Et pour finir, lors de votre première visite en Arménie, qu’est ce que vous a marqué le plus ? 

C’était il y a dix ans, en 2014. Je suis allé en Arménie pour une grande conférence internationale d’études arméniennes à Erévan, au Matenadaran ; j’ai même pu visiter un peu l’Artsakh, Chouchi et Gandzasar. En fait, énormément de choses m’ont marqué : l’Arménie est un endroit du monde assez unique et très différent de ce que je connaissais jusqu’alors. Quand je vais en Arménie, j’aime par-dessus toute la découverte des monastères, mais aussi des autres sites historiques et de la nature. Erévan, de l’autre côté, c’est la grande ville, où on sent beaucoup de dynamisme et de chaleur humaine, avec les restaurants, les cafés, etc. Naturellement, j’ai été tout de suite conquis par la cuisine arménienne. D’ailleurs, je conseille toujours aux gens qui partent en Arménie pour la première fois d’essayer mon plat favori, le jingyalov hats.

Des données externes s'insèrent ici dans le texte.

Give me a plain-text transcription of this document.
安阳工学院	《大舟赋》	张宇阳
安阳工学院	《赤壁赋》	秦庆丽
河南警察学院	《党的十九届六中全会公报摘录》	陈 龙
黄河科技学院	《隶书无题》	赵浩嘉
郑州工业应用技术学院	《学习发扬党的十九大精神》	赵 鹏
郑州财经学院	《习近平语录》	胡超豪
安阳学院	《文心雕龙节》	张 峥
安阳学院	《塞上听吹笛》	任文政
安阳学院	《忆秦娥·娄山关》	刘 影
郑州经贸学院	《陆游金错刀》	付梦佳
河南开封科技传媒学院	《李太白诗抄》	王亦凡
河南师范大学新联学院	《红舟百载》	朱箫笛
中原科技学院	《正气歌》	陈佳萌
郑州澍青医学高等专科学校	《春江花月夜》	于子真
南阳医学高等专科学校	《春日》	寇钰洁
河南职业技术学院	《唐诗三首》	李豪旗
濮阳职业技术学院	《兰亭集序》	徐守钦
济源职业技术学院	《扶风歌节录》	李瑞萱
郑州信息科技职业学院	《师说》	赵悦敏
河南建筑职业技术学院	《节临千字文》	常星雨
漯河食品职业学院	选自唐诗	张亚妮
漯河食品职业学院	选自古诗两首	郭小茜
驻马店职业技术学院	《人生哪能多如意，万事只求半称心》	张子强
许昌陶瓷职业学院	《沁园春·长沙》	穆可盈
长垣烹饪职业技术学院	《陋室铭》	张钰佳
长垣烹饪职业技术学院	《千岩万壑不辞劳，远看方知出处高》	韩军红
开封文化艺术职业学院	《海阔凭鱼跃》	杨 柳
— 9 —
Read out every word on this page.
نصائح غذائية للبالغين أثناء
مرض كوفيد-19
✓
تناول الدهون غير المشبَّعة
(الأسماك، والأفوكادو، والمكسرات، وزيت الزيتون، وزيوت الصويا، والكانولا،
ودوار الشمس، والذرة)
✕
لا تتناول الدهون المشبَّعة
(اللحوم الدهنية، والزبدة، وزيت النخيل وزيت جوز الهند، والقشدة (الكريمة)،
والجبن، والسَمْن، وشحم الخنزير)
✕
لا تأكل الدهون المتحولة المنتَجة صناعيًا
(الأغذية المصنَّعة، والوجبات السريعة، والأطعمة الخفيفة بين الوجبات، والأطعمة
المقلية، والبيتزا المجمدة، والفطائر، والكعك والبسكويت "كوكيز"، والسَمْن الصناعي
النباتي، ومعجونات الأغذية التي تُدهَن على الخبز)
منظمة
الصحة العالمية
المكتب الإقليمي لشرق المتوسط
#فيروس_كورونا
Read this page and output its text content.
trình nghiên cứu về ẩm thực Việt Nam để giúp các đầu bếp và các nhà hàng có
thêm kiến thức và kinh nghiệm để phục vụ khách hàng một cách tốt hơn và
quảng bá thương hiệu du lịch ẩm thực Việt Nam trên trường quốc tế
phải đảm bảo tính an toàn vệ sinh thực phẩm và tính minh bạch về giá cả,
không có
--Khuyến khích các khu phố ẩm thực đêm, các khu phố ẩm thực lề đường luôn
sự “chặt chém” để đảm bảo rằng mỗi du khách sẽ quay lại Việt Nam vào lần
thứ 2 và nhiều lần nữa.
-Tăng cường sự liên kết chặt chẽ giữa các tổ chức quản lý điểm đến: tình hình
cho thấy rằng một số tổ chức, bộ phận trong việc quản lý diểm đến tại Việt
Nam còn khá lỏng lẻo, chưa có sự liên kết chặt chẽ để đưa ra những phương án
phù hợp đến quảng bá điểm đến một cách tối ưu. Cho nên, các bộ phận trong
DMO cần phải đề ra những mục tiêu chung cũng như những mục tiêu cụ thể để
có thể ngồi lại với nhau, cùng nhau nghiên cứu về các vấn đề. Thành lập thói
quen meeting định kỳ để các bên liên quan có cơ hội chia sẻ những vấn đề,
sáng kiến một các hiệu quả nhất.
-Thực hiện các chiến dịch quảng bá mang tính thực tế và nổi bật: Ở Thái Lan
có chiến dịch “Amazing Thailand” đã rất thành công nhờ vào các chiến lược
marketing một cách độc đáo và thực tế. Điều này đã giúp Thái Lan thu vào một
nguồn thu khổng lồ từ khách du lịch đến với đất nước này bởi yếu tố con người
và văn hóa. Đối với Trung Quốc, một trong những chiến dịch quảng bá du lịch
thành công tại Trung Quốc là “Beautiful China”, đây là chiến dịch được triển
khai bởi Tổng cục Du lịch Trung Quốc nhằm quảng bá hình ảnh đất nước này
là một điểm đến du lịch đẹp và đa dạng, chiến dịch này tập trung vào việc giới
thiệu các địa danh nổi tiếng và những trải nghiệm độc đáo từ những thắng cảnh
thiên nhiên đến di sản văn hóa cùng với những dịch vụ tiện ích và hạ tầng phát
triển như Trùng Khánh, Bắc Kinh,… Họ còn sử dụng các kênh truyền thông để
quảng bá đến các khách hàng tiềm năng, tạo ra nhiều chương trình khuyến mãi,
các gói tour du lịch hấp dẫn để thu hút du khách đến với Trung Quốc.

Mais finalement, c’est sans doute le Matenadaran lui-même qui m’a le plus impressionné. C’est un véritable temple de la culture, unique en son genre, comme je l’ai déjà dit, et que tous les Arméniens connaissent. En Belgique, nous avons bien sûr de très belles institutions culturelles, les musées, la bibliothèque royale, etc., mais il n’y a pas la même conscience patriotique du patrimoine que j’ai perçue en Arménie. J’admire beaucoup cette volonté de défendre et de valoriser la culture nationale dont l’importance est, en fait, universelle.